Russian Traditional Soup

by Editorial Staff

Summary

Prep Time 30 mins
Cook Time 3 hrs
Total Time 3 hrs 30 mins
Course Soup
Cuisine European
Servings (Default: 4)

Ingredients

  • 400 g soup meat, mixed
  • 1 large carrot
  • 1 large onion (s)
  • 200 g white cabbae
  • 3 potato (s)
  • 2 tablespoon butter
  • 2 medium tomato (s)
  • 1 bay leaf
  • 4 teaspoons sour cream
  • 1 pinch (s) black pepper, freshly ground
  • 1 tablespoon dill, fresher, chopped
  • 1 tablespoon parsley, fresh, chopped
  • 1 large beetroot
  • liter ⅛ broth
  • 2 liters water
Russian Traditional Soup
Russian Traditional Soup

Instructions

  1. Wash the meat, pat dry and bring to the boil in 2 liters of water with salt over low heat.
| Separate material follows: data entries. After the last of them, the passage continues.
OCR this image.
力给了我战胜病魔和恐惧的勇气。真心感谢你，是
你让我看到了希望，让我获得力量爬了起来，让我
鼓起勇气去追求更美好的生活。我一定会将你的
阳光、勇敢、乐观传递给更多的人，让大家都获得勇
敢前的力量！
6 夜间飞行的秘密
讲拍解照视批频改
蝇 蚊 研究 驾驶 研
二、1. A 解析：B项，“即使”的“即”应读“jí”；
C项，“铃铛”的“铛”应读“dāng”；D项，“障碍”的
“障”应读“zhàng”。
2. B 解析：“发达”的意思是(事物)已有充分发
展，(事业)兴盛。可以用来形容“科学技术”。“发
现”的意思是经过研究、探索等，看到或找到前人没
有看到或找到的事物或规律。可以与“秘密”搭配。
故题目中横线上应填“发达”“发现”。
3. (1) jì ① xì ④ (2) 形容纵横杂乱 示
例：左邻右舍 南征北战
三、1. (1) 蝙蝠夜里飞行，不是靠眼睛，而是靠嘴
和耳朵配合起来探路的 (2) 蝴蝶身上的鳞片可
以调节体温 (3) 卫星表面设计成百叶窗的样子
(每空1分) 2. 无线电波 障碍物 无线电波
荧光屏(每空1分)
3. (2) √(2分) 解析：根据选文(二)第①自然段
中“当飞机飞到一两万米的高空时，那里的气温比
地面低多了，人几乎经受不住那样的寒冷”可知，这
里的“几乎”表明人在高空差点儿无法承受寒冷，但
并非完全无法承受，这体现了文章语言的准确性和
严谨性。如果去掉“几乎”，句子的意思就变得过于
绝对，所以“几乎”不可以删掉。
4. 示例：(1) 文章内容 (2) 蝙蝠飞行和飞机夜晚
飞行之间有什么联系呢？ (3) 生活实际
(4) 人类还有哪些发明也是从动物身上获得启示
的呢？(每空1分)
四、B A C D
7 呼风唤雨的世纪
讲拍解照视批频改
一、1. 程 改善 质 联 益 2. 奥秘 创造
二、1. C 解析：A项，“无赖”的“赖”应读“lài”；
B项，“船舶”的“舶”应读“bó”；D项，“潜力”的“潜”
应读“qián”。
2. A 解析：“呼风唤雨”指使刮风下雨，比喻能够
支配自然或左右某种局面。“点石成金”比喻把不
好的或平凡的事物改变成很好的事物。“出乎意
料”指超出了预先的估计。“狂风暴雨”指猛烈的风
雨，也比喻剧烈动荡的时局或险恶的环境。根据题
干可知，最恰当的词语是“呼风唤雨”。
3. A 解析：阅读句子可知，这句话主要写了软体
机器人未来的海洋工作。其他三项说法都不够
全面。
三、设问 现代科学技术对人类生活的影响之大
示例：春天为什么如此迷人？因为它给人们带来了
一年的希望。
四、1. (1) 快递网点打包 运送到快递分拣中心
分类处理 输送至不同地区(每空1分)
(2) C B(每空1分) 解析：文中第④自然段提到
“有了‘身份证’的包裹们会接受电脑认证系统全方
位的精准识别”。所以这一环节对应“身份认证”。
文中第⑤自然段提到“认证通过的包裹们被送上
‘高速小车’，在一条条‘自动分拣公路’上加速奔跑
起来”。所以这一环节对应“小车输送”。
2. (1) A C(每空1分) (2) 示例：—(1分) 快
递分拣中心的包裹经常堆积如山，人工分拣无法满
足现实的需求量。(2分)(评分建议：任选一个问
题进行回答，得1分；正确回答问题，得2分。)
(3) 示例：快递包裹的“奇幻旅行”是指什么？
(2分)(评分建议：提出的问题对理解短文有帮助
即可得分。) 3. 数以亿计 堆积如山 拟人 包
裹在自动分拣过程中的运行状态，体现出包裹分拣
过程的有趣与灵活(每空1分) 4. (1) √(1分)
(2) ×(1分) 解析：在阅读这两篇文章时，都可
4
Skim off the foam and let it steep for about 2 hours over a medium heat. Take out the meat. Save the stock.
  2. Peel the beetroot, carrot and onion and cut into cubes. Clean the white cabbage and cut into thin strips. Heat the butter and fry the vegetables in it. Add about 1/8 liter of stock and simmer everything for about 10 minutes over low heat. Add the peeled and sliced potatoes and the bay leaf. Pour the rest of the broth through a sieve and cook everything for about 30 minutes.
  3. Scald the tomatoes with hot water, peel them and cut them into small pieces, add the dill and parsley to the borscht and season it with salt and pepper. Now cut the meat into small pieces and add it to the soup as well.
  4. Pour the borscht into the plates and put a spoonful of sour cream in the middle.
  5. It is best to serve it with white bread.
  6. Tip: borscht tastes better if it stands for a day.